Optically evoked and spontaneous GABA synaptic currents in GPe neurons from WT and symptomatic YAC128 mice. A, GABA responses were evoked by optical stimulation of terminals of indirect pathway neurons in WT and YAC128 mice. Right, Traces show that the duration of the GABA response in a GPe neuron from a YAC128 mouse was increased compared with the response of a GPe neuron from a WT mouse. B, Bar graphs show that area and decay time were significantly increased in GPe cells from symptomatic YAC128 mice. There also was a significant decrease in latency. C, Sample traces of sIPSCs in GPe neurons from WT and YAC128 mice. D, The amplitude-frequency histogram shows that, although there is a significant increase in small-amplitude sIPSCs, this increase is offset by a reduction in large-amplitude events. In consequence, the mean frequencies were similar (inset). E, Top, Cumulative interevent histograms were similar. Bottom, there was only one amplitude bin (10–15 pA) that was significantly increased. *p < 0.05.

Figure 9.

Intrastriatal communication between direct and indirect pathway MSNs. A, GABA responses evoked by optical stimulation of intrastriatal direct pathway terminals were recorded in nonfluorescent, putative indirect pathway MSNs from WT and R6/2 mice. B, Bar graphs represent that no significant differences in mean amplitude, area, rise times, decay times, or latency occurred. C, GABA responses evoked by optical activation of intrastriatal indirect pathway terminals were recorded in nonfluorescent, putative direct pathway MSNs from WT and R6/2 mice.
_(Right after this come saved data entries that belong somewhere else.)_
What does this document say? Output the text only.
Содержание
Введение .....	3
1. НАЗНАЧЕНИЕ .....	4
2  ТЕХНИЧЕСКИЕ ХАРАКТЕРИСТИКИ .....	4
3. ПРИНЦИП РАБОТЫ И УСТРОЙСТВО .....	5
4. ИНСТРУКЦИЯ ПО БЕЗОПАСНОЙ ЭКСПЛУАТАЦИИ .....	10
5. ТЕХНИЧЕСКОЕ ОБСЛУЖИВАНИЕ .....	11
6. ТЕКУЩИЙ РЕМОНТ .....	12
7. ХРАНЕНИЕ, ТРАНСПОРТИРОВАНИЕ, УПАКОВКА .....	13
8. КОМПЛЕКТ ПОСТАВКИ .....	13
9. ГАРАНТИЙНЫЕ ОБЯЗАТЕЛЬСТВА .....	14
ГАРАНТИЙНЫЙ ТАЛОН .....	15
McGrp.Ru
D, Bar graphs represent that the amplitude of the response was significantly increased in direct pathway MSNs from R6/2 mice. The area also was increased, but the difference did not reach statistical significance (p = 0.07). The increase in rise time was almost statistically significant, whereas the latency was significantly reduced. The decay times were similar. *p < 0.05.

Figure 10.

Relative charge in SNr and GPe. The relative charge carried by chloride ions through GABA_A receptors (expressed as area under the curve) after activation of direct and indirect pathway terminals in SNr and GPe neurons was compared in WT and HD mice. In WTs, the relative charge in SNr was >2 times greater than in GPe, which is more conducive to movement. In contrast, in HD mice, this relationship was disrupted so that the relative charges were more similar, which could decrease the potential for movement and lead to bradykinesia. *p < 0.05.